Kerisjambi.id-TEBO- Kepala dinas (Kadis) penanaman modal daerah pelayanan terpadu satu pintu (DPMD PTSP) Kabupaten Tebo meyakini bahwa persetujuan kesesuaian kegiatan pemanfaatan ruang (PKKPR) PT. Mahesa Unggul Dolominda (PT. MUD) sudah sesuai aturan yang ada.
Kepala Dinas DPMD PTSP Kab Tebo Eko Nuryanto mengatakan PTSP tidak memasukan klausul sesuai Perda No.4/2025 mengatur tentang pemberian insentif dan kemudahan kepada investor PT MUD saat ditemui wartawan Rabu (05/08/2026).
"Perizinan ini sistemnya sudah online, untuk mendetek, kami bisa membuktikan kapan pelaku usaha mendaftar sehingga tidak bisa merekayasa itu," Ujar Eko Nuryanto.
Eko menyebutkan, masa akhir PKKPR PT Andika Perkasa Nusantara (PT.APN) tanggal 3 Oktober 2025, PT.APN secara online maupun manual tidak mengajukan perpanjangan dan dianggap sudah berakhir.
"Oktober 2025 sampai Februari 2026 itu sudah panjang jedanya kalau kita kasih toleransi ke PT APN, hampir beberapa bulan, tapi mereka tidak ada komunikasi sama sekali," Kata Eko.
Untuk PKKPR kata Eko ada dua opsi, pertama beli/sewa lahan kemudian di ajukan PKKPR itu boleh, kedua, PKKPR terbit dulu perusahaan melakukan sosialisasi, sedang perolehan lahan itu kan bisa sewa atau jual beli, kerjasama pakai lahan berapa tahun itu boleh, sesuai skemanya.
"Kalau kita punya lahan dulu, begitu ajukan PKKPR, menurut tata ruang tidak boleh disitu, karena ada sepadan sungai, kawasan hutan dan sebagainya, tapi terlanjur beli, resikonya itu, jadi opsinya dua-duanya boleh," Ucapnya.

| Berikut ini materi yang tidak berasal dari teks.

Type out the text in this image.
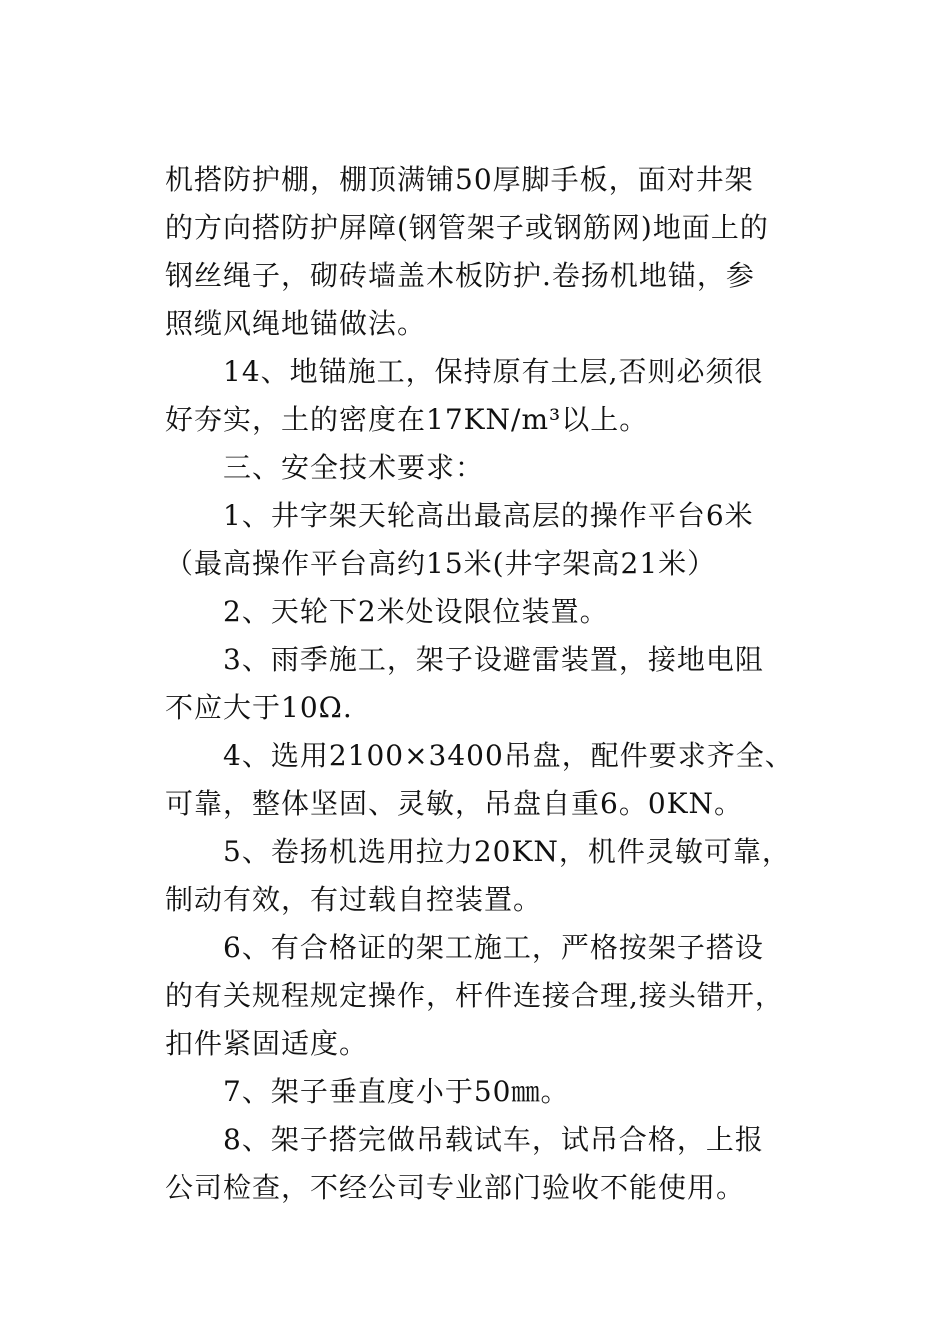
机搭防护棚，棚顶满铺50厚脚手板，面对井架
的方向搭防护屏障(钢管架子或钢筋网)地面上的
钢丝绳子，砌砖墙盖木板防护.卷扬机地锚，参
照缆风绳地锚做法。
14、地锚施工，保持原有土层,否则必须很
好夯实，土的密度在17KN/m³以上。
三、安全技术要求：
1、井字架天轮高出最高层的操作平台6米
（最高操作平台高约15米(井字架高21米）
2、天轮下2米处设限位装置。
3、雨季施工，架子设避雷装置，接地电阻
不应大于10Ω.
4、选用2100×3400吊盘，配件要求齐全、
可靠，整体坚固、灵敏，吊盘自重6。0KN。
5、卷扬机选用拉力20KN，机件灵敏可靠，
制动有效，有过载自控装置。
6、有合格证的架工施工，严格按架子搭设
的有关规程规定操作，杆件连接合理,接头错开，
扣件紧固适度。
7、架子垂直度小于50㎜。
8、架子搭完做吊载试车，试吊合格，上报
公司检查，不经公司专业部门验收不能使用。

"PKKPR ini kan tidak mutlak, PT MUD, kita kasih 5 ribu hektar, nanti izin usahanya itu bisa tidak sampai 5 ribu, misal beli dengan masyarakat cuma dapat 3 ribu hektar, nanti izin usahanya segitu.
Sedangkan PT APN itu PKKPR nya sekitar 6 ribu hektar, jadi PT MUD ini kita kasih 5 ribu, karena menurut BPN ada seribuan hektar sudah memiliki sertipikat hak milik (SHM) masyarakat, jadi PT MUD di sekitar izinnya PT APN.Kita sebenarnya berharap benturan-benturan yang ada pada saat izin diberikan ke PT APN itu dengan masyarakat jangan ada lagi." Katanya.
Pertimbangan BPN dengan DPMD PTSP di tata ruang, mana yang berpotensi konflik sudah dikeluarkan, "makanya PT MUD sekitar 5 ribuan hektar,"ujarnya.
Kembali Eko menegaskan, 3 Oktober 2025 PT APN tidak lagi perpanjang perizinannya, disitu sudah menjadi lokasi bebas untuk pelaku usaha lain, kebetulan PT MUD. Kalau PT APN melakukan perpanjang, tidak serta merta bisa yang 6 ribu hektar lagi akan diperolehan lahannya.
" Dari 6 ribu hektar versi BPN, lahan PT APN ini hanya sekitar 300 hektar, masih jauh dari 30 persen,"pungkas Eko.